Master Brassed Pitot 48061: sono un convinto sostenitore di questa ditta polacca. I loro pitot torniti in ottone costano pochissimo e danno risultati notevoli! Tanto più che la sonda per i dati atmosferici del Mig-21 è molto vistosa e “ingombrante”!
Eduard Mig-21 MF Photoetched set 48238: in realtà il prodotto della Eduard l’ho inserito nella lista solamente per prelevarne le bellissime superfici mobili degli aerofreni. Già loro valgono l’acquisto! Ad ogni modo dal set ho prelevato anche altri utili dettagli tra cui i portelloni dei pozzetti e piccole antennine.

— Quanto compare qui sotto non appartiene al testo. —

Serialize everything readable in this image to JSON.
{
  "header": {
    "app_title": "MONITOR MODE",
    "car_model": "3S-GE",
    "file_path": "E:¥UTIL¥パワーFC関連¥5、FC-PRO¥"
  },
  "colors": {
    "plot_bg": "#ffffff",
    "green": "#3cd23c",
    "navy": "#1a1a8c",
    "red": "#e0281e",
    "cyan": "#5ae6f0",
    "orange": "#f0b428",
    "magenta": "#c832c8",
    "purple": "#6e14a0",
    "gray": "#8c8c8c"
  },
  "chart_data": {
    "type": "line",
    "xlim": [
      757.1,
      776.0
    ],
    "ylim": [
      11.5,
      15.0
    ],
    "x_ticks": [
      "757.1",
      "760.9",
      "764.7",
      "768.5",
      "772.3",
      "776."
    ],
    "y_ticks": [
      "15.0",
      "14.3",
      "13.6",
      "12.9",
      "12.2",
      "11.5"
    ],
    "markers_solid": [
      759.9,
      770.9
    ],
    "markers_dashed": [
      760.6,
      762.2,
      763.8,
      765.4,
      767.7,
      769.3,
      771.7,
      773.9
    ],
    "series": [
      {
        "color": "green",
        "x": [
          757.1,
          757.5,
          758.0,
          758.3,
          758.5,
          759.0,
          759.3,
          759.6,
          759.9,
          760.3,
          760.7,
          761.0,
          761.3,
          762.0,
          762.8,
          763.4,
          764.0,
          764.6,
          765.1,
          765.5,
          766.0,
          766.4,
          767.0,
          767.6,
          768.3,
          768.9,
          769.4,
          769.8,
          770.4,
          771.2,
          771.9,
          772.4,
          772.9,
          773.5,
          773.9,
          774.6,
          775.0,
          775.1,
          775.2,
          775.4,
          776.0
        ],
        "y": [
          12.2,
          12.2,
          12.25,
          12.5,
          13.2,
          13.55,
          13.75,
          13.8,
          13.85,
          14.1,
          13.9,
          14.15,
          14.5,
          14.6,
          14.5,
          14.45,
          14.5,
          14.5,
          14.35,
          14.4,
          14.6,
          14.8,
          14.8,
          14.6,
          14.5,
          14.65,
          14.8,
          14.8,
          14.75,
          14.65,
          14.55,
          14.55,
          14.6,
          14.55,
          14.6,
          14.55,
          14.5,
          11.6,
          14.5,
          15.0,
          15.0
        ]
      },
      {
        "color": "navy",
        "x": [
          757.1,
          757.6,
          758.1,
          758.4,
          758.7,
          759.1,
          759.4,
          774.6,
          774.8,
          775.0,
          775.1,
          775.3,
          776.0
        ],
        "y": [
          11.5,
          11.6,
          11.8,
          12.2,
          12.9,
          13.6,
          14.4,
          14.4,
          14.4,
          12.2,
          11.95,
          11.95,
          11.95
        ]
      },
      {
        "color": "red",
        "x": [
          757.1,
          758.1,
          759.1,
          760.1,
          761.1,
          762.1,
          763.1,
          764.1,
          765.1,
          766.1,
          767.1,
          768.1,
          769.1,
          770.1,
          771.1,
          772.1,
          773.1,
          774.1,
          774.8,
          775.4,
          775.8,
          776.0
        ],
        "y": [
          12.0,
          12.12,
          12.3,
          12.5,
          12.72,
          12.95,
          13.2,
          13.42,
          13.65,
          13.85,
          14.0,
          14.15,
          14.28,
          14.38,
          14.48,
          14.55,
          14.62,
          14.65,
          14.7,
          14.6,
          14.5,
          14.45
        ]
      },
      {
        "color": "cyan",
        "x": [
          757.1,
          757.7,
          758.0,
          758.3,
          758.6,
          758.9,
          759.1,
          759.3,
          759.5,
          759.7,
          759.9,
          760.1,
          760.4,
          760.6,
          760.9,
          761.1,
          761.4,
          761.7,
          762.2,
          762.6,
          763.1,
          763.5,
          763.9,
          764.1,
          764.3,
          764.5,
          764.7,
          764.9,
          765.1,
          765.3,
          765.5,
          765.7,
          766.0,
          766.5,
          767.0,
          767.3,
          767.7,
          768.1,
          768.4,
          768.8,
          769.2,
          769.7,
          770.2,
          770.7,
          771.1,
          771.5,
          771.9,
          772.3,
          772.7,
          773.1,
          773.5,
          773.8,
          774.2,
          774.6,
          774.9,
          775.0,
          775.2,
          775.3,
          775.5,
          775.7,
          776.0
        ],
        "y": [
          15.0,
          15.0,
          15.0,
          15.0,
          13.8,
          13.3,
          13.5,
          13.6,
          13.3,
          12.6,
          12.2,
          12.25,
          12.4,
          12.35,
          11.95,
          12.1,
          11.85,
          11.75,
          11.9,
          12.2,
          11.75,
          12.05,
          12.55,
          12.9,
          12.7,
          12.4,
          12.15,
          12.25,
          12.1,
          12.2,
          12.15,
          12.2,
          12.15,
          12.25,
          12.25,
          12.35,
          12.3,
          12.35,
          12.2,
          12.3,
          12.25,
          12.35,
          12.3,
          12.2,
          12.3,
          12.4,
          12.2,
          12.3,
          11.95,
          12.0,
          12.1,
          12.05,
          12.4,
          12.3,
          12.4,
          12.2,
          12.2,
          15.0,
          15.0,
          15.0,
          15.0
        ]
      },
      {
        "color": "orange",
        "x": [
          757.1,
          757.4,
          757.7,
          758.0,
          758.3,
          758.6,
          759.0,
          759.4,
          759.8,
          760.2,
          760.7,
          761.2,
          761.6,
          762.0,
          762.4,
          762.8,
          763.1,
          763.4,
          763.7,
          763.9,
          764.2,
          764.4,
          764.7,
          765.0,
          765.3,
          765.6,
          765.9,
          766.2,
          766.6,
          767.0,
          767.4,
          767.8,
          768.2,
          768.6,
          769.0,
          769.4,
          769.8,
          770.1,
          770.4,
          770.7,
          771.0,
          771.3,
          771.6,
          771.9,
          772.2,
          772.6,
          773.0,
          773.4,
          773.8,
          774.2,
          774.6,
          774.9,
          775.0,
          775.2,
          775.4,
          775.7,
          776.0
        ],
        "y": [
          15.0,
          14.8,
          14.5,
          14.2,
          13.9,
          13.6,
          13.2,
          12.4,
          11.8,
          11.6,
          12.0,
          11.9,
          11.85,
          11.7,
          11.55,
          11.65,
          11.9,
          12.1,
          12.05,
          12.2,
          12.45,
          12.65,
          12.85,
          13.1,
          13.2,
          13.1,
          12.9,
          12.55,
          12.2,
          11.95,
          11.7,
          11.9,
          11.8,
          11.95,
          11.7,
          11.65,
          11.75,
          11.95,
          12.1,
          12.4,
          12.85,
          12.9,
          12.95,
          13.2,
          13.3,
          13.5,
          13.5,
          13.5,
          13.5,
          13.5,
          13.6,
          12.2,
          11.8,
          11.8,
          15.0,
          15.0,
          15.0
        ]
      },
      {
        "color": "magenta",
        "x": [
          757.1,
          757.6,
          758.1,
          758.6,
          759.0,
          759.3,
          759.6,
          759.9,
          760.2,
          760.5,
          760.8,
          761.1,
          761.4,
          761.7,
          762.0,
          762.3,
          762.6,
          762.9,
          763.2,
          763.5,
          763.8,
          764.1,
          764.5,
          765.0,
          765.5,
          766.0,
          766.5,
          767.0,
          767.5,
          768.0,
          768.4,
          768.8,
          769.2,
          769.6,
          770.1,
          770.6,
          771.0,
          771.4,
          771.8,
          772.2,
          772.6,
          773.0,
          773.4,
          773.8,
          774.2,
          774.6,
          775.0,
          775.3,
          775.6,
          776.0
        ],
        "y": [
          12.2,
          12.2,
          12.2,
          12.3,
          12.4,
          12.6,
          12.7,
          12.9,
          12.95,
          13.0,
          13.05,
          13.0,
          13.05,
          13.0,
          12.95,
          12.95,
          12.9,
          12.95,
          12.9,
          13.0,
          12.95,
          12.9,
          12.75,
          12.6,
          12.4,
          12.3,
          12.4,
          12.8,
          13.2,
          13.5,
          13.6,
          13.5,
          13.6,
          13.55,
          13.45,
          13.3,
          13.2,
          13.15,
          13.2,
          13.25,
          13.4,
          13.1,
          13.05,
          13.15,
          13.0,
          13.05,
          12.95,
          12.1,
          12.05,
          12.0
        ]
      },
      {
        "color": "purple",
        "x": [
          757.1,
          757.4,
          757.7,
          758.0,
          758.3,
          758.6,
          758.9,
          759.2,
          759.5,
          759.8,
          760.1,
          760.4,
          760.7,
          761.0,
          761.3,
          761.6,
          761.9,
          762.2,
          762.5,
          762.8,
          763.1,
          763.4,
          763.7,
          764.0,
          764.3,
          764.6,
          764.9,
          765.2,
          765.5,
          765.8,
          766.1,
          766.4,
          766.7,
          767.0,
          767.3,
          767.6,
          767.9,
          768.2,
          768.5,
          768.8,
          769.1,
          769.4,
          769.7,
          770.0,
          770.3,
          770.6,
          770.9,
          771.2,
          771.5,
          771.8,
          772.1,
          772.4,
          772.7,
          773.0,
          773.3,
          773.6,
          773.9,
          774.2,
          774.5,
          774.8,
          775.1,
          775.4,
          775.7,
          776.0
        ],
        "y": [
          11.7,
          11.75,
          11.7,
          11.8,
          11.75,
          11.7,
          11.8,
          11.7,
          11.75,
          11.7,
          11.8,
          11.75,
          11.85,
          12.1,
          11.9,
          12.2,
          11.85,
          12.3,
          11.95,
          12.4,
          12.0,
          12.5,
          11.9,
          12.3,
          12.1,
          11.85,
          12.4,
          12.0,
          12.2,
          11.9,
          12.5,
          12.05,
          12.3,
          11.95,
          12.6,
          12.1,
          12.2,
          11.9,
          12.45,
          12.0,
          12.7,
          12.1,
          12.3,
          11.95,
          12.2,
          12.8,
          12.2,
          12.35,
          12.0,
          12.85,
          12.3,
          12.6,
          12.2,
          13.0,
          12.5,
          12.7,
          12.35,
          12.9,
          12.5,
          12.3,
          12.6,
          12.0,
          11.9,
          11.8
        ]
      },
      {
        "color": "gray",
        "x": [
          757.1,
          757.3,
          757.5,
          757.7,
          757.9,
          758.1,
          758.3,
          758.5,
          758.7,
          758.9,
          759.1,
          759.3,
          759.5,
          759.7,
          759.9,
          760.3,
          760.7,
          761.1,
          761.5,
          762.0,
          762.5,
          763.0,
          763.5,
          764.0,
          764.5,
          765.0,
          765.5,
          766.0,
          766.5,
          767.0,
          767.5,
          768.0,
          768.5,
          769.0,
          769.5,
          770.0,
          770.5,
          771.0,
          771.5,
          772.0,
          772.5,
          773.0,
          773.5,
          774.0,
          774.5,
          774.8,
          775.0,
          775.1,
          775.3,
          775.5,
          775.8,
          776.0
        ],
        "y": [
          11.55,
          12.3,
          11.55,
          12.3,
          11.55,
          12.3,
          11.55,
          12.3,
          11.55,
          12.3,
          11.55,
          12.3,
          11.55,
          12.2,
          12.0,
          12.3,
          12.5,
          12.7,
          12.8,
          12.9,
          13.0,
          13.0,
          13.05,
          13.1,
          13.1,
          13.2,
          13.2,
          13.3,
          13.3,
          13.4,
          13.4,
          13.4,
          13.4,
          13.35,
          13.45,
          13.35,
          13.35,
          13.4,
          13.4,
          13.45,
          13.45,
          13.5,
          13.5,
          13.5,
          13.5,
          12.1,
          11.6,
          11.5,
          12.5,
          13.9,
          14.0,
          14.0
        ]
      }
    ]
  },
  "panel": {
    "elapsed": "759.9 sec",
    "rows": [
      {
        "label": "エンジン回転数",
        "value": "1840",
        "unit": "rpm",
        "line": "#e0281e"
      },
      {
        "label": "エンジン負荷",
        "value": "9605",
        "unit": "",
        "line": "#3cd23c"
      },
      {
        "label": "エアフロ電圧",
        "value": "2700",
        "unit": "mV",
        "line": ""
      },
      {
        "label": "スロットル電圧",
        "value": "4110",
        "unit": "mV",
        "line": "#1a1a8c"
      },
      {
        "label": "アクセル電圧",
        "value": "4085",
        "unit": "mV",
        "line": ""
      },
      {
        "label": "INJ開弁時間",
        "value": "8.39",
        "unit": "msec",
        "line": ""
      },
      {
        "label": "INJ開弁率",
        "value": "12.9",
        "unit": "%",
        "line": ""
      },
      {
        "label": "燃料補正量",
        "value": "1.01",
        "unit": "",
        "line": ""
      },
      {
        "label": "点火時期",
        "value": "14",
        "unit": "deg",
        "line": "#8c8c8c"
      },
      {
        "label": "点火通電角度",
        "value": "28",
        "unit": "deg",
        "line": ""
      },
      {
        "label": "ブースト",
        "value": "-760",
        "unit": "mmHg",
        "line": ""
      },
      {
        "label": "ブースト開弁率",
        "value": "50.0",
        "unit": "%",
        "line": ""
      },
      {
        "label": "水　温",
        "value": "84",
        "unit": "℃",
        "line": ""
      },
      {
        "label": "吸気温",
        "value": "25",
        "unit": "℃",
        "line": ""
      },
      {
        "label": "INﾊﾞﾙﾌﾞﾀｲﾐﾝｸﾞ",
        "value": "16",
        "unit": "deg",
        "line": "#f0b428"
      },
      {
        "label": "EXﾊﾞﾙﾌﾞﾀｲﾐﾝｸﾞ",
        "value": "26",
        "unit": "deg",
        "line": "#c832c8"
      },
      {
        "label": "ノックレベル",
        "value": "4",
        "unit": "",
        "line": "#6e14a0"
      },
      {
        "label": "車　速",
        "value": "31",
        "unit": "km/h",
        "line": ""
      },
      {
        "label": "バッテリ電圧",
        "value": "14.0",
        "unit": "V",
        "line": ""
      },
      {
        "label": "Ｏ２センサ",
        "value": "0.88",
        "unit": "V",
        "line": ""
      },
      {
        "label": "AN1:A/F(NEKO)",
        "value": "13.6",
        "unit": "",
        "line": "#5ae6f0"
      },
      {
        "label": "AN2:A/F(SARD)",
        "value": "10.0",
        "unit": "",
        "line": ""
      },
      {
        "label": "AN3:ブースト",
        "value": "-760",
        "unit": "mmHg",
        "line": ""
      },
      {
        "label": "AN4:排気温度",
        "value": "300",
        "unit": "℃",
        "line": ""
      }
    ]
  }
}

Afterburner Decals “Fabulous Fishbed Part 1” Codice 48083: l’enorme foglio decal dell’Afterburner manda, letteralmente, in visibilio qualsiasi modellista già solo per le sue dimensioni – è stampo su un foglio A-4! Vi consiglio di affrettarvi se avete intenzione di ottenerlo poiché, purtroppo, l’azienda americana ha chiuso i battenti cessando la produzione.
Dopo questa “scorpacciata” di aftermarket, tutto è pronto per dare inizio al montaggio che, contrariamente a quanto sono solito fare, ha avuto inizio dalle wheel bays.
Pozzetti carrello e montaggio delle ali:
La prima operazione da eseguire riguarda la totale asportazione della plastica del kit per far posto alla resina della CMK. Per far ciò mi sono avvalso dell’aiuto del mio fidato trapanino elettrico forando, dapprima, i bordi più esterni dei pozzetti per poi eliminare il materiale in eccesso mediante una fresetta da sgrosso.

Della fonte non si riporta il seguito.